Chart from the Abulsme.com 2012 Republican Delegate Count Graphs page. When a candidate gets down to 0%, they have cinched the nomination. If they get up past 100%, they have been mathematically eliminated. Note that these numbers include estimates of the eventual results of multi-stage caucus processes which will be refined as the later stages occur.
Looks like we finally have final results for all the delegates from Alabama, and what will (maybe?) be a final update for Hawaii as well. All of this from Green Papers of course.
In Alabama we add 4 more delegates for Santorum and 2 more for Gingrich.
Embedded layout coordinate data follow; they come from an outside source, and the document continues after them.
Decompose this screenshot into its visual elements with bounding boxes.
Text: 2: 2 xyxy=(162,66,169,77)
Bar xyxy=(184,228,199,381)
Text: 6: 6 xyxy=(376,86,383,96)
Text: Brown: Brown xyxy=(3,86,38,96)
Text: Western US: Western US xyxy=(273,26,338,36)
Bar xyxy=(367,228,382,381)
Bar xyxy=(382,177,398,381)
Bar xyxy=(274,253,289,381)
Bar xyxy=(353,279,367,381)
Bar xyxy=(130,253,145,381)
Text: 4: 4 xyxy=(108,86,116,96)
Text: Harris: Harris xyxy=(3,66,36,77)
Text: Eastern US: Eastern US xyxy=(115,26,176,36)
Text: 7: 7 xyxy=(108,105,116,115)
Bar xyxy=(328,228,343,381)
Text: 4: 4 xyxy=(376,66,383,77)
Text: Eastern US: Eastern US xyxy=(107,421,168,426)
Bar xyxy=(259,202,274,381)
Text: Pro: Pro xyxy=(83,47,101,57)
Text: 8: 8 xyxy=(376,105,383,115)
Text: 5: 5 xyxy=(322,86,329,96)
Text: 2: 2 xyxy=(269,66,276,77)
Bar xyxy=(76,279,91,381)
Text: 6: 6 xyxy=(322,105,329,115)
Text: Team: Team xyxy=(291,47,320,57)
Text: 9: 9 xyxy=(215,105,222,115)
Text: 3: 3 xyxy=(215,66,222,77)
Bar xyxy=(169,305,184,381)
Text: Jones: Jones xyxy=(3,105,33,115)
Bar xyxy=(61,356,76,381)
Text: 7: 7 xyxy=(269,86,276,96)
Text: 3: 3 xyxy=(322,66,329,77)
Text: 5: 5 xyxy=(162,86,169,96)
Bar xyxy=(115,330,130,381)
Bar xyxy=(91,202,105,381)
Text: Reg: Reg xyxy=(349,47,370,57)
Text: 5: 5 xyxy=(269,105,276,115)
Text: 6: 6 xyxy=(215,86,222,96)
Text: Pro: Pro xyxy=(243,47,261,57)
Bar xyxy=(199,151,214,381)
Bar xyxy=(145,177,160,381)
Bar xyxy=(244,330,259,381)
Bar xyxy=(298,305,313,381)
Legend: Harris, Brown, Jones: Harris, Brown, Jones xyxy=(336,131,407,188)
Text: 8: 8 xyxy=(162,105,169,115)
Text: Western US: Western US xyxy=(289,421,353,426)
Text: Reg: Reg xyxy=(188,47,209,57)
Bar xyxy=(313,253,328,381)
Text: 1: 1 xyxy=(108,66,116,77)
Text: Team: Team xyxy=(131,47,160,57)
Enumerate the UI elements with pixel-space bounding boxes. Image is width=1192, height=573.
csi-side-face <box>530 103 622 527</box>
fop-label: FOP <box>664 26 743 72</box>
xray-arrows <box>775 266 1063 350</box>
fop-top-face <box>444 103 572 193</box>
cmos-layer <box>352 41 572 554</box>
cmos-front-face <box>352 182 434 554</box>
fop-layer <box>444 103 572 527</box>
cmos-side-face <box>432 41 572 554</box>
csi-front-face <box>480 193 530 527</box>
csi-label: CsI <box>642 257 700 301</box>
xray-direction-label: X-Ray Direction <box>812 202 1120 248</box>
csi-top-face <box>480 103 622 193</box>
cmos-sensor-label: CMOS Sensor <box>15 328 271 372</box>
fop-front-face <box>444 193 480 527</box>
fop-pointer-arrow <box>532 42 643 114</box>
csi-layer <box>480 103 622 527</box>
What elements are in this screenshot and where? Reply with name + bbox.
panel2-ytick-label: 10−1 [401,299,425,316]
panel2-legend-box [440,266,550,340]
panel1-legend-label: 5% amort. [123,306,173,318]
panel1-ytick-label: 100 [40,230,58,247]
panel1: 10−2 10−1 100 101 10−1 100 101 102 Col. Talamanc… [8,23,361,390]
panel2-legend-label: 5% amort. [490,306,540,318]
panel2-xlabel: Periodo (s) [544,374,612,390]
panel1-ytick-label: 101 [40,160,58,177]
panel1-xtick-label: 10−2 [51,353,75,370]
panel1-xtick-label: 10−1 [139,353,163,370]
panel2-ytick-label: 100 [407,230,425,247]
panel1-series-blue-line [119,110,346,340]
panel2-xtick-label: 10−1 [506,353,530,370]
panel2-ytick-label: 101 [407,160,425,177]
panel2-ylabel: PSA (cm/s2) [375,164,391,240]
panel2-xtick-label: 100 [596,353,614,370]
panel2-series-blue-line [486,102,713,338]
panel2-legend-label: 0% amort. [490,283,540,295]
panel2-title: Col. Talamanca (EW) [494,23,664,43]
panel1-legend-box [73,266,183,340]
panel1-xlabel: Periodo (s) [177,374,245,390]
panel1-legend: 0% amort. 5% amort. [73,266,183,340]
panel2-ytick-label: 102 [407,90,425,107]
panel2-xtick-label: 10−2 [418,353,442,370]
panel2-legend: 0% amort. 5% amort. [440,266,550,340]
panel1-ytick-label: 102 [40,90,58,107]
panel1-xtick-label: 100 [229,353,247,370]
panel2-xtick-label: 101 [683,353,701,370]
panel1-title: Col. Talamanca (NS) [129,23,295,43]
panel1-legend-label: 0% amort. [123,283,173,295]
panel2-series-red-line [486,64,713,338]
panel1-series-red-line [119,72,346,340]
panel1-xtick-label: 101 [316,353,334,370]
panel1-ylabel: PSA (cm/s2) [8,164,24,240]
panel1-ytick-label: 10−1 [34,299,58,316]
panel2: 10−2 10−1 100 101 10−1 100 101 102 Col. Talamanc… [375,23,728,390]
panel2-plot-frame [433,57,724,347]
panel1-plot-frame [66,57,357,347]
This brings the total for non-Super delegates in Alabama to 22 Santorum, 14 Gingrich, 11 Romney. (Santorum also has one of the three superdelegates for the state, the other two haven’t endorsed yet.)
In Hawaii, the update we listed on March 15th is reversed. At that time a delegate was removed from the Paul column and given to Romney. Today that delegate appears to go back into the Paul column. This leaves Hawaii at 9 Romney, 5 Santorum, 3 Paul. So +1 Paul, -1 Romney.
So the net for today’s update: Santorum +4, Gingrich +2, Paul +1, Romney -1.
This gives changes for the “% of remaining needed to win” number as follows:
- Romney: 49.13% -> 49.43%
- Santorum: 68.71% -> 68.72%
- Gingrich: 74.60% -> 74.79%
- Paul: 80.65% -> 80.94%
Notice that everybody goes up. This is a small number of delegates of course, and pretty small changes to the numbers, but nobody here actually improved their position in terms of being able to get to 1144. Of the net 6 new delegates today, Santorum got 4. So 66.67%. Which is quite a healthy percentage. Overwhelmingly wins the day. But he would have had to have done even better to actually be on a pace to catch up with Romney. Lots of splits like this lead toward nobody getting 1144.
But this was a minor update day with a small number of delegates. We’ll see what the real contests get us over the coming week.